WPP’s first half results are pretty much as we forecast yesterday – no crystal ball, alas, just the usual corporate leakage – with billings up five per cent to £23bn, like-for-like revenue up 4.9 per cent (organic growth by another name) and after tax profit of £601m. The dividend was up by a third, in line with WPP’s intention for dividends to account for half of retained earnings.

WPP Group Chief Executive Officer Martin Sorrell speaks at the Global Investment Conference 2012 in LondonWhich should keep shareholders happy. Who include, of course, one Sir Martin Sorrell (left). The full numbers are here.

By geography the US and UK were standouts with Western Europe lagging. By activity advertising and media investment management (as WPP likes to call it) were the stars with so-called data investment management (research to you and me) still in the doghouse, with no overall growth. It did make £100m or so of profit though.

Margins improved to 13.3 per cent, showing, as we noted yesterday, that WPP is getting better at turning its billings into profit. This surely has something to do with its big position in programmatic media trading.

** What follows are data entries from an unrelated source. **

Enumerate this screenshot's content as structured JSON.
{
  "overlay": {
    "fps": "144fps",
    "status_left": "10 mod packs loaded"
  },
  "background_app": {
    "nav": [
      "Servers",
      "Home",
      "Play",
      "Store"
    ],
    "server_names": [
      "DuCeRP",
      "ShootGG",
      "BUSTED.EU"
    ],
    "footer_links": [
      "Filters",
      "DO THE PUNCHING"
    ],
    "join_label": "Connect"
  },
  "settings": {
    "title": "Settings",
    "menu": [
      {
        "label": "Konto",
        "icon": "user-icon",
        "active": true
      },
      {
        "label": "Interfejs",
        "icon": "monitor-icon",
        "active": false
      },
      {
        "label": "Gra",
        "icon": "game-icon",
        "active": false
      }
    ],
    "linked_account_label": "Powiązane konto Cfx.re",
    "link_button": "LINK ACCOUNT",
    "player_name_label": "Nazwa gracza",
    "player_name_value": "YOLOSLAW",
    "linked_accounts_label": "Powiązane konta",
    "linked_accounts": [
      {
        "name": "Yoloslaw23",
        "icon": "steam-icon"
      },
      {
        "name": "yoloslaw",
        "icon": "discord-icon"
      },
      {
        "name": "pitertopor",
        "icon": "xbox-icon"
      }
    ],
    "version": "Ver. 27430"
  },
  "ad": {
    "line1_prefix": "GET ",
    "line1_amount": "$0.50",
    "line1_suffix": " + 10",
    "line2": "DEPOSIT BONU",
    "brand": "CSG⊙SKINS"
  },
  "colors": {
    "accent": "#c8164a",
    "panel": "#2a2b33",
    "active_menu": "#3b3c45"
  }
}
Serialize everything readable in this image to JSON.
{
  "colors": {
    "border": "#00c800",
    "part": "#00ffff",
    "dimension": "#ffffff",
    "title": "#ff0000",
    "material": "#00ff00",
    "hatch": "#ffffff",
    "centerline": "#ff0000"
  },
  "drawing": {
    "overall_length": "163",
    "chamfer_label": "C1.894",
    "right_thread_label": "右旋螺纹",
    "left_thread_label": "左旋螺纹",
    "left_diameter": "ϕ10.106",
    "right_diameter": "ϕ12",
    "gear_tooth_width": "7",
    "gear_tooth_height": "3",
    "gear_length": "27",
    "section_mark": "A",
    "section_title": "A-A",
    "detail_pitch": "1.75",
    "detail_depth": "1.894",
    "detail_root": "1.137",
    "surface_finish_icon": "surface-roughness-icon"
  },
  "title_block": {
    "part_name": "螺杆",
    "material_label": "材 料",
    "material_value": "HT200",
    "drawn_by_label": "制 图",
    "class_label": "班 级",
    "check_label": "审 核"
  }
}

So everything’s fine and dandy (with the exception of research) then and Sir Martin will be breaking out the prosecco?

Well not quite. Actually we get quite a grumpy SMS in his notes, castigating clients for their caution (“procurement and finance take the lead over marketing and investment”) and for asking “suppliers to be banks or insurance companies.” Among other things, he seems to want to see an end to quarterly reporting which, as he says, induces even more caution in CEOs, the people who are sitting on about $7 trillion of balance sheet cash. That’s an awful lot of marketing budget.

And, as ever, there are swans of varying hues all over the place; joined most recently by the stock market meltdown in China. The upshot of all this is relatively slow global GDP growth of around 3.5 per cent, still nowhere near its (unsustainable) pre-Lehman high.

What else? “Horizontality” is now the thing, you won’t be surprised to learn, with WPP now boasting 43 “global client leaders,” handling about a third of its business. They’d better get on to their clients and liberate some of that $7 trillion then.

5 Comments

  1. Funny that the Poisoned Dwarf should want to see an end to quarterly reporting which, as he says, induces even more caution in CEOs. As I have been saying for years the ad biz has been going down the shitter since the creation of the holding companies, all run by bean counters, all publicly traded, and all demanding good quarterly numbers (or else) from their agency chattels. Talk about the pot calling the kettle black.
    Cheers/George “AdScam” Parker

  2. Global client leaders do NOT handle the accounts. Only on dedicated Teams – like Team Ford or RedFuse – can this happen. The 43 leaders spend their days trying to unearth assignments, manage competitive conflict, and force people to work together. Read SMS’ notes carefully and he counts clients that engage with multiple units. Nowhere will you find those units reporting into a global client leader LET ALONE operating as a client P&L. Hell, they don’t have an ERP to do that. Everything is still submitted in Excel. Revenue and profits and staff align to each OpCo business unit. The rest is PR fluff for Wall Street. Even clients know better.

  3. riddle me this batman: how does WPP’s profit margin keep going up when clients are cutting back and staff costs are on the rise?

  4. @bassin515…
    Obviously you are not a “Math Man.” Which is why you don’t trouser $60 million a year. As for staff costs… Just fire the fuckers.